The state will also recruit 10,000 graduates to an already bloated sector of 1.3 million people. But each year about 20,000 people retire.

Tax Changes

The government said it will raise taxes on raw material but cut duties on machinery and vehicles and cut taxes on the financial sector.

A debit tax charged on bank withdrawals has been removed, a financial VAT cut to 12 percent from 20 and corporate tax cut to 28 from 35 percent to allow banks to build up capital for higher lending.
The financial sector has been growing and profits have been rising. A levy on share trading has also been raised to 0.3 percent from the currency 0.2 percent.

Total current expenditure will go up to 1,017 billion rupees from 926.0 billion rupees, leaving a current account deficit of 53.4 billion rupees or 0.8 percent of GDP.

The deficit of 433.7 billion rupees (without grants) will be financed with 94.5 billion rupees in foreign financing (down from 205.5 billion in 2010).

Domestic Borrowings

Domestic borrowings will go up to 339.2 billion rupees from 241.2 billion rupees.

The government said a new pension fund will be set up cutting 2.0 percent from private sector wages and employees will have to contribute 2.0 percent, which will give more access for deficit financing.
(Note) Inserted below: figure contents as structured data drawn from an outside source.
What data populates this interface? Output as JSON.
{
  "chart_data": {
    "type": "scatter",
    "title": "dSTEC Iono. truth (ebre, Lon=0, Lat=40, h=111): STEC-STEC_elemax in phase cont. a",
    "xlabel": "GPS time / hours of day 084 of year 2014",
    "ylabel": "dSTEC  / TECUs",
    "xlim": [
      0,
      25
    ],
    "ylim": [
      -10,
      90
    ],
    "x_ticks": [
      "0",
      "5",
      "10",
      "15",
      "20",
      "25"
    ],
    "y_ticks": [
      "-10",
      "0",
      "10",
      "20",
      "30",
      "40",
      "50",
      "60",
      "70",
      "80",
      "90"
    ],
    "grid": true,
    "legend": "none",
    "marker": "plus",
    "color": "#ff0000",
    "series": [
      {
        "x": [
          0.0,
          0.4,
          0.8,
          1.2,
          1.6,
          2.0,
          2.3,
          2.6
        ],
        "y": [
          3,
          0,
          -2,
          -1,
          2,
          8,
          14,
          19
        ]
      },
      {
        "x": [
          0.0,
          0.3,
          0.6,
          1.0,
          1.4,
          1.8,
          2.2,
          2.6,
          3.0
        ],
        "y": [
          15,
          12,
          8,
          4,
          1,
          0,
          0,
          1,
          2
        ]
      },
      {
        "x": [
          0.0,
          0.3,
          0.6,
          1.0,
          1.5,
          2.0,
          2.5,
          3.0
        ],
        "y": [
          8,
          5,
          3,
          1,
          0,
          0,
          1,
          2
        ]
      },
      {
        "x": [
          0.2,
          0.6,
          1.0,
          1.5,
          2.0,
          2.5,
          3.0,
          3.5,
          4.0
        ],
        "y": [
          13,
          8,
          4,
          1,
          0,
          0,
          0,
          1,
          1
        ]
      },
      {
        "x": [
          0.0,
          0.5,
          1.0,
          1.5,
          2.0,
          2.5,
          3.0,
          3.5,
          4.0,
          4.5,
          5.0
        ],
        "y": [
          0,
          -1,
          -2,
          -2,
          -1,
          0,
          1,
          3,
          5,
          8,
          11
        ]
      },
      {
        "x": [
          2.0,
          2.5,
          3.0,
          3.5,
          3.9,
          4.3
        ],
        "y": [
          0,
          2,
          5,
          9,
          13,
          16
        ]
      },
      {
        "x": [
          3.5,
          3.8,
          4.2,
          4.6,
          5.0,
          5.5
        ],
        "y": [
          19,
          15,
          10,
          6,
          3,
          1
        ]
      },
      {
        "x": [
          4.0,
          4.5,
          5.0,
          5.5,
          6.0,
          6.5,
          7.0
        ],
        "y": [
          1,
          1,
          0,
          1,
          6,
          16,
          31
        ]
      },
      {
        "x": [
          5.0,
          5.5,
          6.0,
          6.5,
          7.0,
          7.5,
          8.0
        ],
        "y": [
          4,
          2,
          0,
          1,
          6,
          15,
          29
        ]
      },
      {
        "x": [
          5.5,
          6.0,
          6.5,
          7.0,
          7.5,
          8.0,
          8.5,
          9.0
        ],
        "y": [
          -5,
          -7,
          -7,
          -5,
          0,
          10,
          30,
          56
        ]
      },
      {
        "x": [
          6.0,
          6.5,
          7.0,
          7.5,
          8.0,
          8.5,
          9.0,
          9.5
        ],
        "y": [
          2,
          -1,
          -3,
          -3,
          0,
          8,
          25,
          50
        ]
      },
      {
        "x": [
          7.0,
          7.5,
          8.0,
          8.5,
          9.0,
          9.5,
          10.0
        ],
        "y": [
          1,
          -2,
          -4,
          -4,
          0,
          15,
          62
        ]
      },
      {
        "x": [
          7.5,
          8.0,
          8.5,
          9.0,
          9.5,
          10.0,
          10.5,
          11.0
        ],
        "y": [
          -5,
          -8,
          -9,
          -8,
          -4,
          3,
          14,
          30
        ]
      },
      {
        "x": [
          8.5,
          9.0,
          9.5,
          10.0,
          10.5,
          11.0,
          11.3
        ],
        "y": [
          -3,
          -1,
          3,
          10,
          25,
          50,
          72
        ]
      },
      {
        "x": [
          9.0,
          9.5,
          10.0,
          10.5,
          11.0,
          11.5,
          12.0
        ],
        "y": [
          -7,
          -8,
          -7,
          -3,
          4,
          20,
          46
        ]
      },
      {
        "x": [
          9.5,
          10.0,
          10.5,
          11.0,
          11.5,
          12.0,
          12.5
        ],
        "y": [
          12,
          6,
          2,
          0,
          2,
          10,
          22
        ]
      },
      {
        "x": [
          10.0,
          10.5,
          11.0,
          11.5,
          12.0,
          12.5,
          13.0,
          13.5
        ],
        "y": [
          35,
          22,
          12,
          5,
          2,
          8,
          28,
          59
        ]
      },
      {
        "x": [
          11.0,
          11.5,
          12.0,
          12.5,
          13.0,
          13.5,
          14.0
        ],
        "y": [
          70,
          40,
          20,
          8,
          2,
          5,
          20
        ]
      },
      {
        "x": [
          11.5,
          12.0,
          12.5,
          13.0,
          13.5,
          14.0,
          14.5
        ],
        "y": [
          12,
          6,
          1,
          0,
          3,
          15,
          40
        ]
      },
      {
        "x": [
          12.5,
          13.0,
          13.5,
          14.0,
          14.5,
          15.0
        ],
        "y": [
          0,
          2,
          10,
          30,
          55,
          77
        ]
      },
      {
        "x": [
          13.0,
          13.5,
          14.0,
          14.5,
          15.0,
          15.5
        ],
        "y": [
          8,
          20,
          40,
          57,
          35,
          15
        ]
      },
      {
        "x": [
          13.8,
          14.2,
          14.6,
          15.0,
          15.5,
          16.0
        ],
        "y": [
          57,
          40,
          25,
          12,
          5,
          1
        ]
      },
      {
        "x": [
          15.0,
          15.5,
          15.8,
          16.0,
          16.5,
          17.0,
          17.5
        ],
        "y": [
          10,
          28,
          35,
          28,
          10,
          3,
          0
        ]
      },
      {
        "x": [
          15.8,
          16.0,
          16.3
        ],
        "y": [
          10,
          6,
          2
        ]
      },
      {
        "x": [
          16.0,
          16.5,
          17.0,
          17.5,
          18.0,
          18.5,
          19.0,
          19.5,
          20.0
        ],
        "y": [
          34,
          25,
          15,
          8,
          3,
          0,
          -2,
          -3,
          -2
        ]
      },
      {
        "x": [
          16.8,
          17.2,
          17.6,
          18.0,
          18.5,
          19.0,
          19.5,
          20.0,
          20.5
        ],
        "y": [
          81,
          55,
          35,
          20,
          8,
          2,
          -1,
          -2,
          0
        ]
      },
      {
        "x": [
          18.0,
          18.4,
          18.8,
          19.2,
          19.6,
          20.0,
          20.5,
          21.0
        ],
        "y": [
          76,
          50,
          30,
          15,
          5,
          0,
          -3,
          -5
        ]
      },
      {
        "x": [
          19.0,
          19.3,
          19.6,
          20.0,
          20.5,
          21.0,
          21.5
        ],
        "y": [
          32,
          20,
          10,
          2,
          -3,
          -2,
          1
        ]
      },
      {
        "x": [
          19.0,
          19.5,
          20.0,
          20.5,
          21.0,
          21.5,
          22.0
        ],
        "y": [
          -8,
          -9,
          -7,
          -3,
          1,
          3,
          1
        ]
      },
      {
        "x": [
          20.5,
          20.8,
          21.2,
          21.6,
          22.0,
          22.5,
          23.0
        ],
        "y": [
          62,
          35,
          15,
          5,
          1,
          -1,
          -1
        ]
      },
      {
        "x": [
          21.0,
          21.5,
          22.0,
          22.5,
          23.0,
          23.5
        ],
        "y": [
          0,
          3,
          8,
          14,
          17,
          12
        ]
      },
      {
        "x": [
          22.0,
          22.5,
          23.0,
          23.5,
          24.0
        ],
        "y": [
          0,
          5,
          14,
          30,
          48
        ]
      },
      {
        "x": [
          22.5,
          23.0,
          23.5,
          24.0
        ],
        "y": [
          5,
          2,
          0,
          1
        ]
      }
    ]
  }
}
Private sector workers forced savings scheme, the Employees Provident Fund (EPF), is the key source of financing of the deficit.

The interest bill for 2011 is estimated at 353 billion rupees, hardly changed from the 350.3 billion rupees a year earlier. Sri Lanka's interest rates fell after inflation fell with better monetary policy in 2009 and lower domestic borrowing in 2010.